Gabriel stared down at the lights of London and waited for the phone to ring. Fifteen minutes later, he heard a thin, tinny version of the Adhan, the Muslim call to prayer. He silenced it with a press of a button and raised the phone to his ear. It took them only thirty seconds to deliver the next set of instructions. Gabriel dropped the phone into the rubbish bin next to the bench, then took hold of the duffel bags and started walking.
At the makeshift command center inside the Israeli embassy, Uzi Navot laid down the handset of his secure radio and snatched up the receiver of his telephone. He quickly dialed a number for Thames House, the riverfront headquarters of MI5, and ten seconds later heard the voice of Graham Seymour.
“Where is he now?” Seymour asked.
“Heading across Hampstead Heath toward Highgate. They just told him that if he has a radio or a weapon on him at the next stop, Elizabeth Halton will be executed immediately.

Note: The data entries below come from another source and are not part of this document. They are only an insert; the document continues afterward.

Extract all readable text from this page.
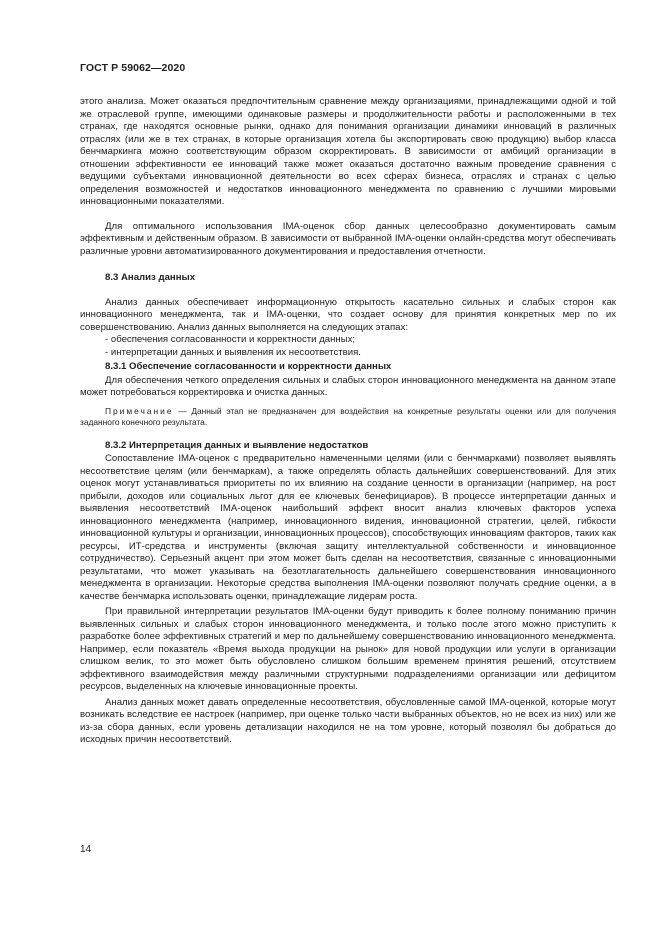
ГОСТ Р 59062—2020

этого анализа. Может оказаться предпочтительным сравнение между организациями, принадлежащими одной и той же отраслевой группе, имеющими одинаковые размеры и продолжительности работы и расположенными в тех странах, где находятся основные рынки, однако для понимания организации динамики инноваций в различных отраслях (или же в тех странах, в которые организация хотела бы экспортировать свою продукцию) выбор класса бенчмаркинга можно соответствующим образом скорректировать. В зависимости от амбиций организации в отношении эффективности ее инноваций также может оказаться достаточно важным проведение сравнения с ведущими субъектами инновационной деятельности во всех сферах бизнеса, отраслях и странах с целью определения возможностей и недостатков инновационного менеджмента по сравнению с лучшими мировыми инновационными показателями.

Для оптимального использования IMA-оценок сбор данных целесообразно документировать самым эффективным и действенным образом. В зависимости от выбранной IMA-оценки онлайн-средства могут обеспечивать различные уровни автоматизированного документирования и предоставления отчетности.

8.3 Анализ данных

Анализ данных обеспечивает информационную открытость касательно сильных и слабых сторон как инновационного менеджмента, так и IMA-оценки, что создает основу для принятия конкретных мер по их совершенствованию. Анализ данных выполняется на следующих этапах:

- обеспечения согласованности и корректности данных;
- интерпретации данных и выявления их несоответствия.
8.3.1 Обеспечение согласованности и корректности данных

Для обеспечения четкого определения сильных и слабых сторон инновационного менеджмента на данном этапе может потребоваться корректировка и очистка данных.

Примечание — Данный этап не предназначен для воздействия на конкретные результаты оценки или для получения заданного конечного результата.

8.3.2 Интерпретация данных и выявление недостатков

Сопоставление IMA-оценок с предварительно намеченными целями (или с бенчмарками) позволяет выявлять несоответствие целям (или бенчмаркам), а также определять область дальнейших совершенствований. Для этих оценок могут устанавливаться приоритеты по их влиянию на создание ценности в организации (например, на рост прибыли, доходов или социальных льгот для ее ключевых бенефициаров). В процессе интерпретации данных и выявления несоответствий IMA-оценок наибольший эффект вносит анализ ключевых факторов успеха инновационного менеджмента (например, инновационного видения, инновационной стратегии, целей, гибкости инновационной культуры и организации, инновационных процессов), способствующих инновациям факторов, таких как ресурсы, ИТ-средства и инструменты (включая защиту интеллектуальной собственности и инновационное сотрудничество). Серьезный акцент при этом может быть сделан на несоответствия, связанные с инновационными результатами, что может указывать на безотлагательность дальнейшего совершенствования инновационного менеджмента в организации. Некоторые средства выполнения IMA-оценки позволяют получать средние оценки, а в качестве бенчмарка использовать оценки, принадлежащие лидерам роста.

При правильной интерпретации результатов IMA-оценки будут приводить к более полному пониманию причин выявленных сильных и слабых сторон инновационного менеджмента, и только после этого можно приступить к разработке более эффективных стратегий и мер по дальнейшему совершенствованию инновационного менеджмента. Например, если показатель «Время выхода продукции на рынок» для новой продукции или услуги в организации слишком велик, то это может быть обусловлено слишком большим временем принятия решений, отсутствием эффективного взаимодействия между различными структурными подразделениями организации или дефицитом ресурсов, выделенных на ключевые инновационные проекты.

Анализ данных может давать определенные несоответствия, обусловленные самой IMA-оценкой, которые могут возникать вследствие ее настроек (например, при оценке только части выбранных объектов, но не всех из них) или же из-за сбора данных, если уровень детализации находился не на том уровне, который позволял бы добраться до исходных причин несоответствий.

14
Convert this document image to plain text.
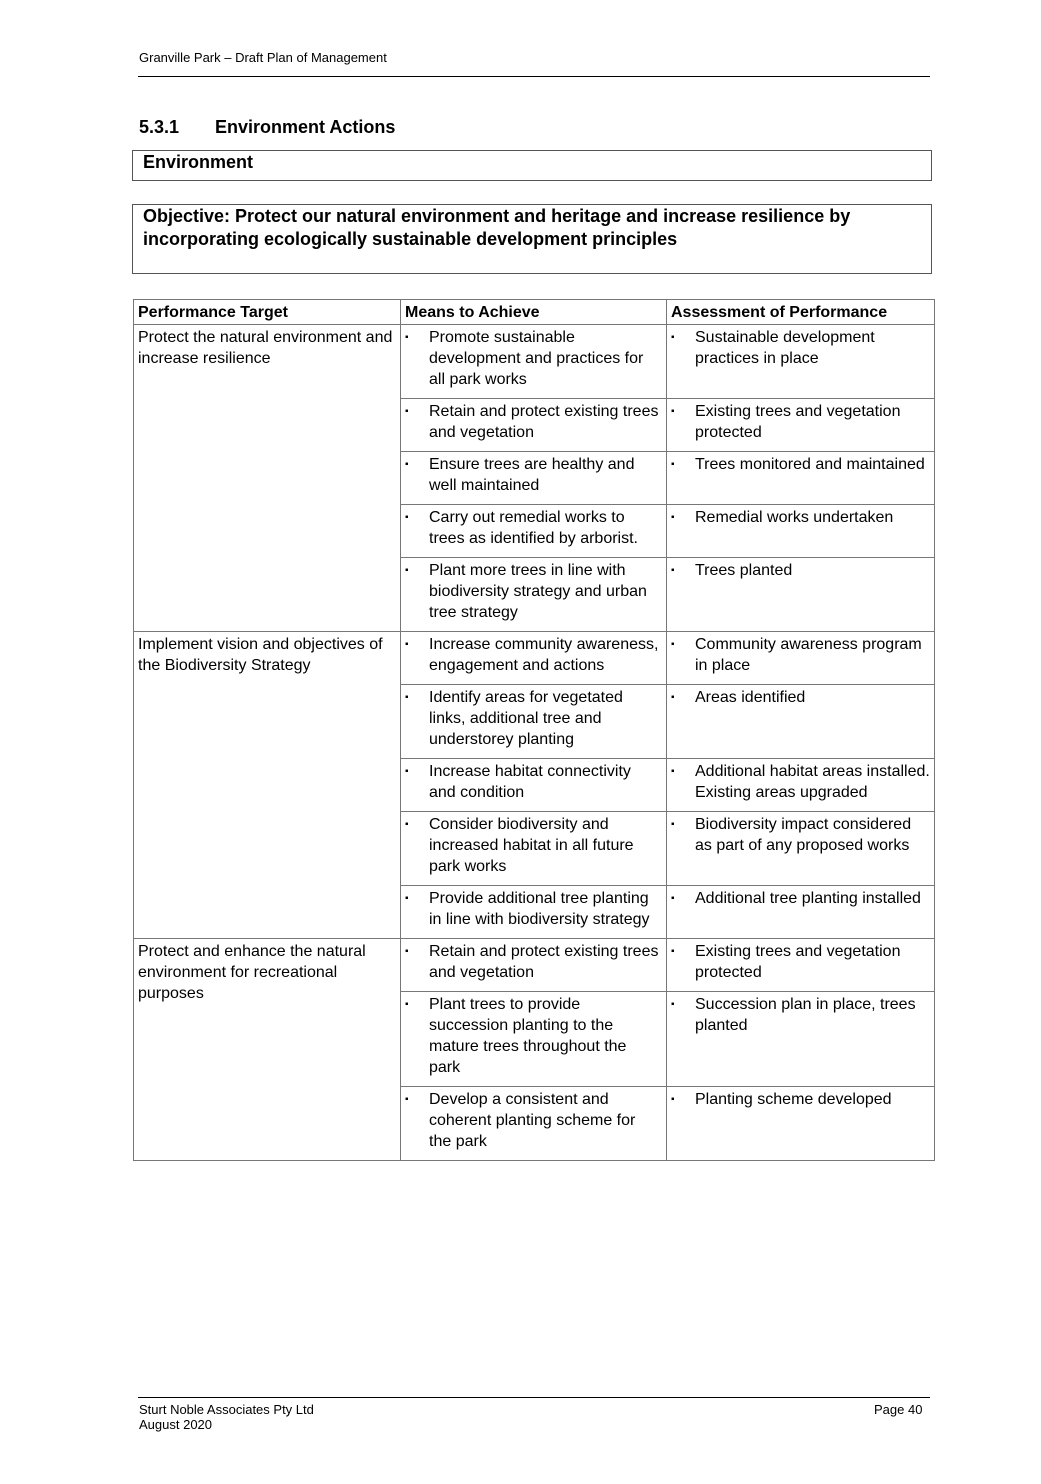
Granville Park – Draft Plan of Management
5.3.1 Environment Actions
Environment
Objective: Protect our natural environment and heritage and increase resilience by incorporating ecologically sustainable development principles
Performance Target	Means to Achieve	Assessment of Performance
Protect the natural environment and increase resilience	▪ Promote sustainable development and practices for all park works	▪ Sustainable development practices in place

	▪ Retain and protect existing trees and vegetation	▪ Existing trees and vegetation protected

	▪ Ensure trees are healthy and well maintained	▪ Trees monitored and maintained

	▪ Carry out remedial works to trees as identified by arborist.	▪ Remedial works undertaken

	▪ Plant more trees in line with biodiversity strategy and urban tree strategy	▪ Trees planted

Implement vision and objectives of the Biodiversity Strategy	▪ Increase community awareness, engagement and actions	▪ Community awareness program in place

	▪ Identify areas for vegetated links, additional tree and understorey planting	▪ Areas identified

	▪ Increase habitat connectivity and condition	▪ Additional habitat areas installed. Existing areas upgraded

	▪ Consider biodiversity and increased habitat in all future park works	▪ Biodiversity impact considered as part of any proposed works

	▪ Provide additional tree planting in line with biodiversity strategy	▪ Additional tree planting installed

Protect and enhance the natural environment for recreational purposes	▪ Retain and protect existing trees and vegetation	▪ Existing trees and vegetation protected

	▪ Plant trees to provide succession planting to the mature trees throughout the park	▪ Succession plan in place, trees planted

	▪ Develop a consistent and coherent planting scheme for the park	▪ Planting scheme developed
Sturt Noble Associates Pty Ltd
August 2020
Page 40
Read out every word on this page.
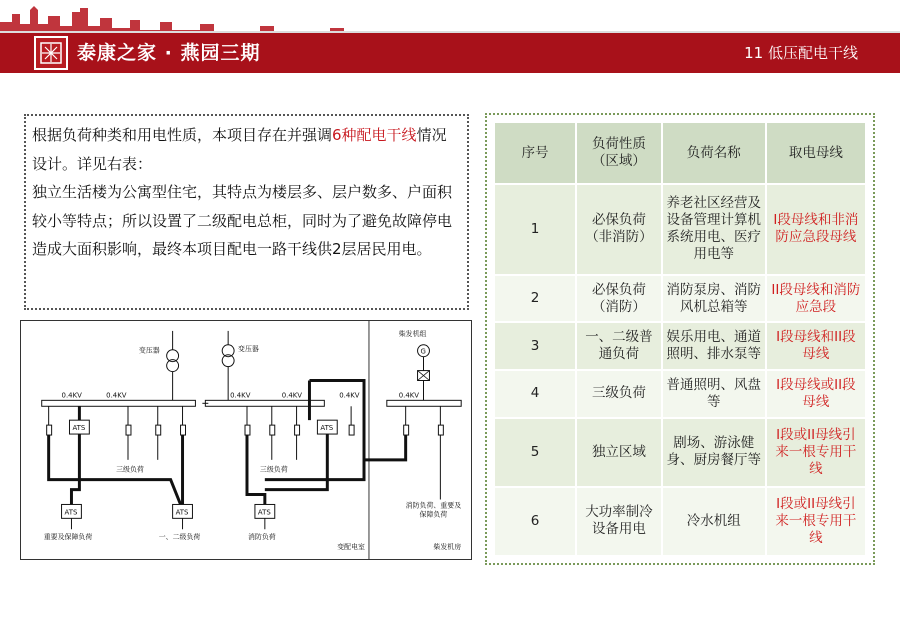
泰康之家 · 燕园三期	11 低压配电干线
根据负荷种类和用电性质，本项目存在并强调6种配电干线情况设计。详见右表：
独立生活楼为公寓型住宅，其特点为楼层多、层户数多、户面积较小等特点；所以设置了二级配电总柜，同时为了避免故障停电造成大面积影响，最终本项目配电一路干线供2层居民用电。
变压器	变压器
柴发机组
G
0.4KV	0.4KV	0.4KV	0.4KV	0.4KV	0.4KV
ATS	ATS
三级负荷	三级负荷
ATS	ATS	ATS
重要及保障负荷	一、二级负荷	消防负荷
消防负荷、重要及保障负荷
变配电室	柴发机房
序号	负荷性质（区域）	负荷名称	取电母线
1	必保负荷（非消防）	养老社区经营及设备管理计算机系统用电、医疗用电等	I段母线和非消防应急段母线
2	必保负荷（消防）	消防泵房、消防风机总箱等	II段母线和消防应急段
3	一、二级普通负荷	娱乐用电、通道照明、排水泵等	I段母线和II段母线
4	三级负荷	普通照明、风盘等	I段母线或II段母线
5	独立区域	剧场、游泳健身、厨房餐厅等	I段或II母线引来一根专用干线
6	大功率制冷设备用电	冷水机组	I段或II母线引来一根专用干线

In a few seconds he’s going to be off the air.”
“What can we do for you?”
“Trace a telephone.”
“Give me everything you have on it.”
Navot gave Seymour the model and telephone number.
“I don’t suppose they were foolish enough to leave any information in the calling history.”
“The phone was clean, Graham.”
“We’ll run it and see if we come up with anything. But I wouldn’t hold out much hope. Unfortunately, there is no shortage of jihadists in our local telecommunications industry. They’re damned clever when it comes to covering their tracks with phones.”
“Just give us anything you come up with.”
Navot slammed down the phone and picked up the radio handset again. He grunted a few words in terse Hebrew, then looked at Shamron. He was pacing the room slowly, leaning heavily on his cane.
“You’re wasting your time chasing that phone, Uzi. You should be chasing the watchers instead.”
“I know, boss. But where are the watchers?”
Shamron stopped in front of a computer monitor and peered at a grainy night-vision image of four young men playing football outside the padlocked Hampstead Heath running track.
“At least one of them is right there in front of you, Uzi.”
“We’ve had them under watch since before Gabriel arrived. No phone calls. No text messaging. Only football.”
“Then you should assume that’s what the Sphinx told him to do,” Shamron said. “That’s the way I would have done it—an old-school, physical signal. If Gabriel is clean, keep playing football. If Gabriel is being followed, have an argument of some sort. If Gabriel has a radio, take a cigarette break.” Shamron poked at the screen. “Like that boy is doing right there.”